AI-generated content. Verify critical information independently.
/Hermes Agent became the most-used AI globally, surpassing Claude Code and OpenClaw in token processing.
/DFlash speculative decoding delivered up to 8.5× faster LLM token generation and helped Gemma 4 26B reach ~600 tokens/sec on an RTX 5090.
/The 'Mini Shai-Hulud' npm attack compromised 84 TanStack packages and over 160 npm packages in total, stealing CI and cloud credentials.
/Hugging Face hit 1M open datasets while being poisoned with over 575 malicious skills and a fake 'OpenAI Privacy Filter' downloaded 244,000 times.
/Claude Mythos drove Firefox to fix more security bugs in April 2026 than in the prior 15 months combined, surfacing 271 vulnerabilities overall.
On Watch
/Speculation that the Qwen 3.6 line may be the last open release, with some users fearing future Qwen models will go closed‑weight despite strong demand for Qwen 4, is putting openness and long‑term stability on the radar for router and local‑stack builders.
/GitLab is cutting staff to 'reinvest in growth for the agentic era' while some users migrate to self‑hosted GitLab/Forgejo to escape heavy AI integrations, hinting at an upcoming split between AI‑first and AI‑minimal dev platforms.

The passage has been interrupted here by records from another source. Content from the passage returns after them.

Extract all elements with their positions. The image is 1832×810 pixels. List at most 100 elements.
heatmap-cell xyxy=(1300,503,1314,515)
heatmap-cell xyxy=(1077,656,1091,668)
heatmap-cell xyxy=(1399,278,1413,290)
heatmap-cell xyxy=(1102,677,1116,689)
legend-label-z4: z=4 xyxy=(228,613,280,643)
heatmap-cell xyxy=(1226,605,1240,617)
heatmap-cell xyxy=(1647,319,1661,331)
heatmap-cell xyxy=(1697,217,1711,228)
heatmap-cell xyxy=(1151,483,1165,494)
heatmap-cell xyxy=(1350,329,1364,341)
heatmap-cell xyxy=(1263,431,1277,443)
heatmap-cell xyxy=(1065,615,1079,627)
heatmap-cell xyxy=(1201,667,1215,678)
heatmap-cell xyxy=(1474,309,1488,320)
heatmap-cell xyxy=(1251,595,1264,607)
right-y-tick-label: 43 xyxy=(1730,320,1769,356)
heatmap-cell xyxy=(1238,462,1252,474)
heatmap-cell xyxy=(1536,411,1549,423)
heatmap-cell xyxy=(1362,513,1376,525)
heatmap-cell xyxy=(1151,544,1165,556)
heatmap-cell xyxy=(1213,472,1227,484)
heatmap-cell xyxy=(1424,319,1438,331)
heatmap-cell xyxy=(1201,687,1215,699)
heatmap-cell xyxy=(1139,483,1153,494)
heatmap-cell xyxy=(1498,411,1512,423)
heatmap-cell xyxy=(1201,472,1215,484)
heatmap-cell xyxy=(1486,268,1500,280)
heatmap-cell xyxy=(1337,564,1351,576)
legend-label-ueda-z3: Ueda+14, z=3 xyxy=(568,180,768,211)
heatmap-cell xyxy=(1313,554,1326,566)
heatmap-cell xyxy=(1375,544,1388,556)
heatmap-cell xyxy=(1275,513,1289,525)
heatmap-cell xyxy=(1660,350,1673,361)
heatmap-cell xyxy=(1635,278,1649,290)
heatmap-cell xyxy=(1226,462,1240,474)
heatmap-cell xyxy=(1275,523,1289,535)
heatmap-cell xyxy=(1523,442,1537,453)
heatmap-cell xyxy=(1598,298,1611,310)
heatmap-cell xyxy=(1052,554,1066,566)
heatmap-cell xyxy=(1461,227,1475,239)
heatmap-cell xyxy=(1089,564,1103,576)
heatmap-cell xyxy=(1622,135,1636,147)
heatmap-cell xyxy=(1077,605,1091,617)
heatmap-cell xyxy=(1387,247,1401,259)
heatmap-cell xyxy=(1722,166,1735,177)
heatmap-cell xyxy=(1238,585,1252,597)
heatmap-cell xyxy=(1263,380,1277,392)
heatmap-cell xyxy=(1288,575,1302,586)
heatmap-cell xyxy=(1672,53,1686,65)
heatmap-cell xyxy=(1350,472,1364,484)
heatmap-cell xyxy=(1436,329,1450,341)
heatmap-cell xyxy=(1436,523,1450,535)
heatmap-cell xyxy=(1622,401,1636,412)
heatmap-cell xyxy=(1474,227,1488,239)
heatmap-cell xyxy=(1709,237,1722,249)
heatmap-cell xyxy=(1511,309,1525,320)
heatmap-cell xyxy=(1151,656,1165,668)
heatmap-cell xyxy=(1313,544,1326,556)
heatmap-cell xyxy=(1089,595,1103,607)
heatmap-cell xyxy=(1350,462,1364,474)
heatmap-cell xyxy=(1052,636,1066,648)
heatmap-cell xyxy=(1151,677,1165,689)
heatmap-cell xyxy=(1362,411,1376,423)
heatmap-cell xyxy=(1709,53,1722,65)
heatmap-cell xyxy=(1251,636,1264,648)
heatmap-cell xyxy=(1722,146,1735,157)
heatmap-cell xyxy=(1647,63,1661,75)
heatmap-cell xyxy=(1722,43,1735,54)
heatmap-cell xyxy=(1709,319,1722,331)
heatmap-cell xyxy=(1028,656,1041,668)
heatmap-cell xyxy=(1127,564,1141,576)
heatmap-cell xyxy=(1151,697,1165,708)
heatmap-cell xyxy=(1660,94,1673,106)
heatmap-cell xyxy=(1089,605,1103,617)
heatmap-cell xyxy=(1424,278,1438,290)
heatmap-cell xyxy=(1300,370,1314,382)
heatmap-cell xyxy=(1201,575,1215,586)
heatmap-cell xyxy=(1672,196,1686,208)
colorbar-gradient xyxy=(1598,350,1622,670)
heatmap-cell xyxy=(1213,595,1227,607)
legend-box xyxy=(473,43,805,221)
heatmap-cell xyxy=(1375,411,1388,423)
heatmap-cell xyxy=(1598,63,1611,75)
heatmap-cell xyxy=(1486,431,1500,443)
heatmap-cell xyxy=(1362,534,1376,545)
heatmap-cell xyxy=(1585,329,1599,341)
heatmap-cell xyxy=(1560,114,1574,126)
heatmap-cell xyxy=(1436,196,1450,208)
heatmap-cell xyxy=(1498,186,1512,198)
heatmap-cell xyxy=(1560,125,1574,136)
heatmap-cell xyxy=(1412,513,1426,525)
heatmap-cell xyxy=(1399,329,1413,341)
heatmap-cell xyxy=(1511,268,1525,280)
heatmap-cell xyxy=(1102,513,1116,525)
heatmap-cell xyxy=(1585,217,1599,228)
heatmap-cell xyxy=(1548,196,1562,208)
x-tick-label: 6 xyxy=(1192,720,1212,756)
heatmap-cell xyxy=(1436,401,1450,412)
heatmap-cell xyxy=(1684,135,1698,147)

/Google’s Gemini Intelligence is being woven directly into Android and Chrome—alongside a $9.99/month Gemini Health Coach and reports of Chrome silently downloading a 4GB AI model—raising questions about OS‑level AI agents, privacy, and regulatory scrutiny.
Interesting
/Local open-weight AI on laptops has improved over twice as fast as Moore's Law, indicating rapid advancements in AI technology.
/The fake OpenAI Privacy Filter incident on Hugging Face underscores the risks associated with unverified software downloads, emphasizing the need for user vigilance.
/Many developers report that coding models optimized for greenfield projects struggle with real codebases that have accumulated technical debt, impacting their effectiveness.
/A developer reported that a single line change in a system prompt drastically reduced model quality from 84% to 52%.
/A semantic mistake memory layer called DriftGuard was built to help agents remember past mistakes.